Onderzoekers zijn altijd al geïnteresseerd geweest in de natuur om ons heen. Er is zoveel verschillend leven te vinden! Maar wat was wat? En hoe was alles verwant aan elkaar? In de 18e eeuw wilde de Zweedse bioloog en geoloog Carl Linnaeus meer overzicht om de natuur beter te begrijpen. Hij schreef daarom het boek: Systema Naturae. Hij deelde alles in drie groepen in, die hij rijken noemde: mineralen, planten en dieren. Nog niet eerder was er zo omvangrijk geordend.
Het nut van ordenen
Linnaeus maakte een heel uitgebreide en al goede indeling. Maar wat hebben we eraan? Het maakt het werk van onderzoekers veel makkelijker. Ook bij Naturalis is dat het geval. Koos Biesmeijer doet onderzoek naar bestuivers als bijen en hommels. Hij vindt het heel handig dat bestuivers netjes zijn ingedeeld in soorten: “Soorten zijn groepen van individuen die grotendeels hetzelfde zijn en samen nakomelingen kunnen krijgen. Als ecoloog wil ik snappen hoe groepen van organismen werken. Denk bijvoorbeeld aan hommels. Zij kunnen bloemen laten trillen; honingbijen kunnen dat niet. Zo werkt iedere groep weer anders. Daarom is het belangrijk om te weten van welke soort een individu is”. Dit geldt ook voor uitgestorven dieren, vindt paleontoloog Anne Schulp: “Het is ontzettend handig als een beestje een naam heeft. Bij alle vragen die er zijn over fossielen, no matter what, is het handig als er eerst een duidelijke afspraak is over: wie is wie en wat is wat? Heldere naamgeving is heel belangrijk.”

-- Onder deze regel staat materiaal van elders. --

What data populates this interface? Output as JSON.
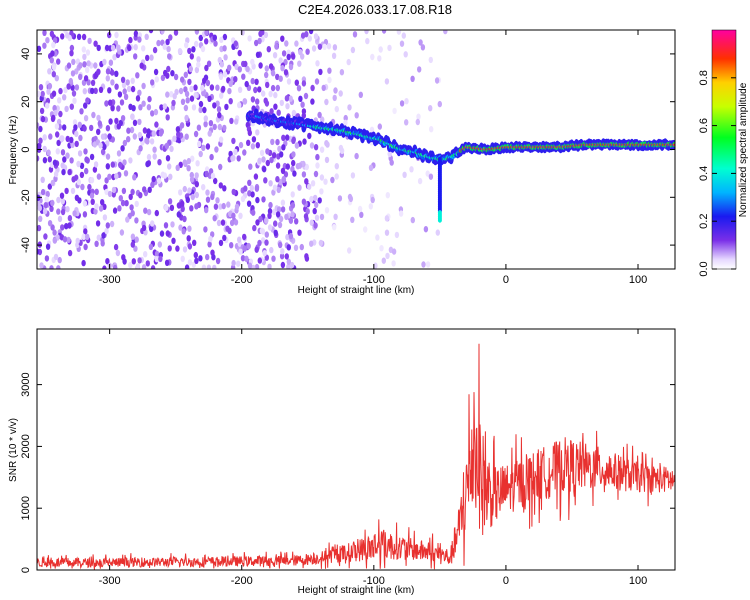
{
  "title": "C2E4.2026.033.17.08.R18",
  "chart_data": [
    {
      "type": "heatmap",
      "xlabel": "Height of straight line (km)",
      "ylabel": "Frequency (Hz)",
      "xlim": [
        -355,
        128
      ],
      "ylim": [
        -50,
        50
      ],
      "xticks": [
        -300,
        -200,
        -100,
        0,
        100
      ],
      "yticks": [
        -40,
        -20,
        0,
        20,
        40
      ],
      "colorbar": {
        "label": "Normalized spectral amplitude",
        "ticks": [
          0.0,
          0.2,
          0.4,
          0.6,
          0.8
        ],
        "range": [
          0,
          1
        ]
      },
      "ridge": [
        {
          "x": -190,
          "y": 14
        },
        {
          "x": -175,
          "y": 12
        },
        {
          "x": -160,
          "y": 11
        },
        {
          "x": -140,
          "y": 9
        },
        {
          "x": -125,
          "y": 8
        },
        {
          "x": -110,
          "y": 6
        },
        {
          "x": -95,
          "y": 4
        },
        {
          "x": -80,
          "y": 0
        },
        {
          "x": -70,
          "y": -1
        },
        {
          "x": -60,
          "y": -3
        },
        {
          "x": -52,
          "y": -4
        },
        {
          "x": -45,
          "y": -4
        },
        {
          "x": -38,
          "y": -2
        },
        {
          "x": -30,
          "y": 1
        },
        {
          "x": -15,
          "y": 0
        },
        {
          "x": 0,
          "y": 1
        },
        {
          "x": 20,
          "y": 1
        },
        {
          "x": 40,
          "y": 1
        },
        {
          "x": 60,
          "y": 2
        },
        {
          "x": 80,
          "y": 2
        },
        {
          "x": 100,
          "y": 2
        },
        {
          "x": 128,
          "y": 2
        }
      ]
    },
    {
      "type": "line",
      "xlabel": "Height of straight line (km)",
      "ylabel": "SNR (10 * v/v)",
      "xlim": [
        -355,
        128
      ],
      "ylim": [
        0,
        3900
      ],
      "xticks": [
        -300,
        -200,
        -100,
        0,
        100
      ],
      "yticks": [
        0,
        1000,
        2000,
        3000
      ],
      "series": [
        {
          "color": "#e8312f",
          "envelope": [
            {
              "x": -355,
              "mean": 120,
              "spread": 110
            },
            {
              "x": -300,
              "mean": 120,
              "spread": 110
            },
            {
              "x": -250,
              "mean": 130,
              "spread": 110
            },
            {
              "x": -200,
              "mean": 140,
              "spread": 120
            },
            {
              "x": -160,
              "mean": 150,
              "spread": 120
            },
            {
              "x": -140,
              "mean": 200,
              "spread": 150
            },
            {
              "x": -120,
              "mean": 280,
              "spread": 220
            },
            {
              "x": -105,
              "mean": 350,
              "spread": 300
            },
            {
              "x": -95,
              "mean": 420,
              "spread": 450
            },
            {
              "x": -85,
              "mean": 380,
              "spread": 300
            },
            {
              "x": -70,
              "mean": 330,
              "spread": 250
            },
            {
              "x": -55,
              "mean": 280,
              "spread": 250
            },
            {
              "x": -42,
              "mean": 200,
              "spread": 200
            },
            {
              "x": -35,
              "mean": 700,
              "spread": 600
            },
            {
              "x": -28,
              "mean": 1500,
              "spread": 1200
            },
            {
              "x": -24,
              "mean": 2200,
              "spread": 1700
            },
            {
              "x": -18,
              "mean": 1400,
              "spread": 1300
            },
            {
              "x": -10,
              "mean": 1200,
              "spread": 700
            },
            {
              "x": 0,
              "mean": 1300,
              "spread": 600
            },
            {
              "x": 20,
              "mean": 1500,
              "spread": 600
            },
            {
              "x": 45,
              "mean": 1700,
              "spread": 650
            },
            {
              "x": 70,
              "mean": 1650,
              "spread": 500
            },
            {
              "x": 100,
              "mean": 1500,
              "spread": 350
            },
            {
              "x": 128,
              "mean": 1450,
              "spread": 300
            }
          ]
        }
      ]
    }
  ]
}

Klopt de indeling van Linnaeus?
Linnaeus deelde alles in door goed naar uiterlijke kenmerken te kijken. Een chimpansee bijvoorbeeld heeft handen om mee te grijpen en ogen die naar voren wijzen. Hij deelde de chimpansee in bij de zogenaamde primaten, waar ook de gorilla en de baviaan bij terecht kwamen. Een logische keuze, want ze lijken op elkaar. Ook koos hij ervoor om de springspitsmuis in te delen in een groep met de knaagdieren, omdat ze qua uiterlijk weinig van elkaar verschillen. Tegenwoordig kijken onderzoekers ook naar het DNA en bepalen zij nog nauwkeuriger welke soorten het meest verwant zijn. Linnaeus bleek het heel goed gedaan te hebben, al kijken we er tegenwoordig anders tegenaan. Zo blijkt uit DNA-onderzoek dat springspitsmuizen veel meer verwant zijn aan olifanten dan aan knaagdieren. Wie had dat gedacht?!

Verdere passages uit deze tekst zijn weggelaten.